I feed the scope through the hole, my eyes never leaving the large screen overhead. At my suggestion, the young trainee next to me calls out everything he sees. ‘Passing through the skull, dura, into the brain, into the ventricle.’

I rotate the camera. ‘What do you think?’ I ask. ‘Do we need to take the lid off and go in guns blazing?’

He studies the picture. ‘The tumour is pushing on the side wall,’ he says.

‘Good. What do you suggest?’

‘Biopsy? See if it’s malignant?’

‘And what else?’

He pauses. ‘I don’t know.’

‘Well, is the patient in immediate danger if the tumour is benign and we leave it?’

‘No, boss, it looks like it’s been growing without too many problems for some time. It is possible that it could go ages before we see serious implications. But we need to know what it is, to be able to plan the next steps. So I wouldn’t just pull out. I would defo do a biopsy.’

I pass a needle through the endoscope and enter directly into the tumour.
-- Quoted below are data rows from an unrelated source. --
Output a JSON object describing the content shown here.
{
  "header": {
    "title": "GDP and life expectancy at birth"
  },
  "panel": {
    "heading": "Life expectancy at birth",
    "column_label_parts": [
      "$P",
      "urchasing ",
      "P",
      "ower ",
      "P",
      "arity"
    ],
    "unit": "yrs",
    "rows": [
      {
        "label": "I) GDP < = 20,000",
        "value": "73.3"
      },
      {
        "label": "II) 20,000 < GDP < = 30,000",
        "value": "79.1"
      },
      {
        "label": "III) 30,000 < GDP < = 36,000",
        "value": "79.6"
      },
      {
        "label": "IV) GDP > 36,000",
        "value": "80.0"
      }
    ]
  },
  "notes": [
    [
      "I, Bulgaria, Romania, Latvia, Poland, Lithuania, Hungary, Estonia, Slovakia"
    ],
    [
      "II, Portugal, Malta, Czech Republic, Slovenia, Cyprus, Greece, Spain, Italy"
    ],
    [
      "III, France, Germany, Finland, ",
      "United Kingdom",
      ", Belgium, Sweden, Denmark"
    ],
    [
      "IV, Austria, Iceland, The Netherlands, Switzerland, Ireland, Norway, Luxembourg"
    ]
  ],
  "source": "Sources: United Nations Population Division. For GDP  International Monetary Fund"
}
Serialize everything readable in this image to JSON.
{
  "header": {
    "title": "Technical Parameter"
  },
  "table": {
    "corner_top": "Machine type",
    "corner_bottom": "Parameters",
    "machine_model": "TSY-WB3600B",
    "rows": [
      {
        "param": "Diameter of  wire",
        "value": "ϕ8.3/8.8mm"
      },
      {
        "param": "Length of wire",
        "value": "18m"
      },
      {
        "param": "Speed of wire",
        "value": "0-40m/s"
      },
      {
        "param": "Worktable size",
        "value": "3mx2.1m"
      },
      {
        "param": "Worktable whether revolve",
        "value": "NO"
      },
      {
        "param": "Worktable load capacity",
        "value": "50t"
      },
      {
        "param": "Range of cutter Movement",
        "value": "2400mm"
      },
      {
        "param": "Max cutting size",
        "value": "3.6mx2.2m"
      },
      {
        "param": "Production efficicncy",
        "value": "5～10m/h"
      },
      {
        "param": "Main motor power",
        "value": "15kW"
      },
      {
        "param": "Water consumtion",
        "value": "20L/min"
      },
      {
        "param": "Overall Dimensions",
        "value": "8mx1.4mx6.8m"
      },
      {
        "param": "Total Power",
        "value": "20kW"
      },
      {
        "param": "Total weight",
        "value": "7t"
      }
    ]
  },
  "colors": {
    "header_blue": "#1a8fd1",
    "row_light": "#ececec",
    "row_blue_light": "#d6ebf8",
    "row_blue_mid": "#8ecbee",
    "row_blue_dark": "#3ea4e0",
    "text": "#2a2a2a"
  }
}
It takes a sample of the lump, then junior rushes it up to pathology. The phone call comes twenty minutes later. We turn down Talking Heads, so I can hear.

‘Good news or the bad news?’

‘Bad,’ I say. ‘Always bad first.’

‘It’s malignant.’

‘Okay, and the good?’

‘It looks like a germinoma.’

This is exactly what I was hoping for – a type of tumour that can be treated without surgery. And one with a really good prognosis. I look at my assistant with a ‘What do you think?’ kind of face. He gives a thumbs-up. Correct answer.

I guess he’s possibly disappointed not to assist on some major skull-cutting and drilling. I would have been at his age. But even with the American dream of ‘cure, cure, cure’ still buzzing in my head, I’m happy to wrap up and pass my patient over to oncology. There have been enough Normandy Landings here for one week.